Easy Reitsporen: Steirer erfindet den Reitsporn neu und verspricht mehr Sicherheit im Sattel
Der Reitsport ist nicht nur ein weit verbreitetes Hobby, sondern auch ein Markt mit einer traditionell sehr kaufkräftigen Zielgruppe. Wenn es um das Equipment für Pferd und Reiter:in geht, stehen Komfort und Sicherheit an oberster Stelle. Genau hier setzt der Steirer Egon Wolf mit seinem Startup an. Mit „Easy Reitsporen“ hat der Gründer aus Weiz ein Hardware-Produkt entwickelt, das einen altbekannten Ausrüstungsgegenstand grundlegend modernisieren soll. In Folge 8. von „2 Minuten 2 Millionen“ stellt er seine patentierte Erfindung der Investor:innen-Jury vor – und bringt dafür sogar sein Pferd „Olaf“ mit ins Studio.

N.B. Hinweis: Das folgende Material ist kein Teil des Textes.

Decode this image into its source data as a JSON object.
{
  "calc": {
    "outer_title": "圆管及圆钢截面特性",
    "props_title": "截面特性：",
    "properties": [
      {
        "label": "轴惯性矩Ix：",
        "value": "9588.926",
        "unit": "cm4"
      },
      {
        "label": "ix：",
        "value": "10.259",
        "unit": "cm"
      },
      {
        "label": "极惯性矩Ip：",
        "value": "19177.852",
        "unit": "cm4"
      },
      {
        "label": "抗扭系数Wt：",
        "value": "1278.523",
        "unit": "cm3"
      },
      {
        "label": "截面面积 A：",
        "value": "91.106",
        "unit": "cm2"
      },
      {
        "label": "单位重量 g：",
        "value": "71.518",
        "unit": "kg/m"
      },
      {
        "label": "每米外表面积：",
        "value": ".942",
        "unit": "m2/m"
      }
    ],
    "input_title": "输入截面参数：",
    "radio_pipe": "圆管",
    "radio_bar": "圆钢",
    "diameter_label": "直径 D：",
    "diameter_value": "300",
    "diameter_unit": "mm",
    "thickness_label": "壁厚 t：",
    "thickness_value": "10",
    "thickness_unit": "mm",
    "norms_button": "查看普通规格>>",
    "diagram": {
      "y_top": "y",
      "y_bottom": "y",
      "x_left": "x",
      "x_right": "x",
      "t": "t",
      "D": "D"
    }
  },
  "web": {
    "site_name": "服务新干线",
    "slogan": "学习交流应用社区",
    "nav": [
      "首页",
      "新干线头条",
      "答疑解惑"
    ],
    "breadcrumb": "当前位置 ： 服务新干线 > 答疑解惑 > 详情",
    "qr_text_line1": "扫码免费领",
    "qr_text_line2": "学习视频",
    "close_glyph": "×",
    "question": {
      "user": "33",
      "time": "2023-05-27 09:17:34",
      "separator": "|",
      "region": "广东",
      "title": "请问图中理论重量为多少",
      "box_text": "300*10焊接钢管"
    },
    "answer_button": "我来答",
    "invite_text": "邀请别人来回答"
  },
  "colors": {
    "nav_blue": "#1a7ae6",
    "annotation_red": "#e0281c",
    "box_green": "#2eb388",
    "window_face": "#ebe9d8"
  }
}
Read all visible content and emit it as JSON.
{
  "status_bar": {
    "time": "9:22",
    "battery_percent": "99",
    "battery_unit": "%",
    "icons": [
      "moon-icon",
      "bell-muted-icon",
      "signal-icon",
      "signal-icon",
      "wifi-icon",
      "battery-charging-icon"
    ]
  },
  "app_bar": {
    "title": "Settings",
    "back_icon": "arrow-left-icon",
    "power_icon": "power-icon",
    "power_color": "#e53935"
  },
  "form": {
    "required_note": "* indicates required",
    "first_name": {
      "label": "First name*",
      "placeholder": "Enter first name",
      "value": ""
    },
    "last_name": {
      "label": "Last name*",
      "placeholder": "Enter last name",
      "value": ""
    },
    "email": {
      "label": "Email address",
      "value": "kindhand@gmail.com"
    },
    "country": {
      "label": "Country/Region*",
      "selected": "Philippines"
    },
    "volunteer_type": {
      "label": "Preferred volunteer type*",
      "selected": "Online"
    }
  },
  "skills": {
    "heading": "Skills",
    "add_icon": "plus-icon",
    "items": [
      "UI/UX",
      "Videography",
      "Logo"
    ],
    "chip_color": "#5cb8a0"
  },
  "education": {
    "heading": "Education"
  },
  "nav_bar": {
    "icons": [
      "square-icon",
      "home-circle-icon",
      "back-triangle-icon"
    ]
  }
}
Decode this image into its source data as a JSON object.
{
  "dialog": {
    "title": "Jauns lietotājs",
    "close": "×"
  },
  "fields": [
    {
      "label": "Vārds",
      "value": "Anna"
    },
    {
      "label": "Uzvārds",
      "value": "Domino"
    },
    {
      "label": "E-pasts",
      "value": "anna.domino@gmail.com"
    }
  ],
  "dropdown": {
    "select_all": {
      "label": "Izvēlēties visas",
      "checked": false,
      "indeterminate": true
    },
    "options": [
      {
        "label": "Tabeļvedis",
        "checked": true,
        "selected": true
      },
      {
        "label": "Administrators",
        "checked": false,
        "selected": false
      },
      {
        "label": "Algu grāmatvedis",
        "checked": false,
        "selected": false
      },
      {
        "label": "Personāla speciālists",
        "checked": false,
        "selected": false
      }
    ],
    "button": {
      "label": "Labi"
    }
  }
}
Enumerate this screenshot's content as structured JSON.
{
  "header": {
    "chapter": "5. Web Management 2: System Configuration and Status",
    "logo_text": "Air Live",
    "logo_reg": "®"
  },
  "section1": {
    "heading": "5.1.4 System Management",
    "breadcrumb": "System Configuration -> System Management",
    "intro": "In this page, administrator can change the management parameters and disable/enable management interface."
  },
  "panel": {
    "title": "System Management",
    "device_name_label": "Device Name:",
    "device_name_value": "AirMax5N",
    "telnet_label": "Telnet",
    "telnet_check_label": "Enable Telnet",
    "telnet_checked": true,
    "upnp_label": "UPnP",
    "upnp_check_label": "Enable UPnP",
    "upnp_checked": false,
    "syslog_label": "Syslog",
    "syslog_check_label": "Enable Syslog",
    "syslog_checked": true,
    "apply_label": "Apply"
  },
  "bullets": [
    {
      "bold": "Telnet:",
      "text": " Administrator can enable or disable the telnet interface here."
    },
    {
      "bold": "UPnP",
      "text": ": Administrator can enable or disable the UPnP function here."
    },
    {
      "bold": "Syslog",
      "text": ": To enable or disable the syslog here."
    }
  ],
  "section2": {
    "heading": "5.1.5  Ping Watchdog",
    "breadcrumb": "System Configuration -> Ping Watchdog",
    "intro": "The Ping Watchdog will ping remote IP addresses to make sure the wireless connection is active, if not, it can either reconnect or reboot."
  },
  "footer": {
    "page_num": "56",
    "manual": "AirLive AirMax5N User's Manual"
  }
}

Ein Klick-System für den Stiefelabsatz
Klassische Reitsporen werden üblicherweise mit Bügeln und Lederriemen über den Reitstiefel geschnallt. Das kann nicht nur unpraktisch in der Handhabung sein, sondern im Falle eines Sturzes auch ein Sicherheitsrisiko bergen, wenn sich die Riemen verheddern. Egon Wolf hat dieses Problem am eigenen Leib erfahren: Nach einem eigenen schweren Reitunfall begann er mit der Entwicklung eines neuen Systems, um den Sport künftig sicherer zu machen.
Seine Lösung, die „Easy Reitsporen“, verzichtet vollständig auf die herkömmliche Befestigung. Stattdessen wird der patentierte Reitsporn durch einen speziellen Mechanismus direkt im Absatz des Reitstiefels fixiert. Das System soll beim Reiten einen absolut festen Halt garantieren, sich aber in einem Notfall oder bei einer unnatürlichen Belastung automatisch vom Schuh lösen. Damit kombiniert das Startup einen simplen Alltagsnutzen mit einem starken Sicherheitsversprechen.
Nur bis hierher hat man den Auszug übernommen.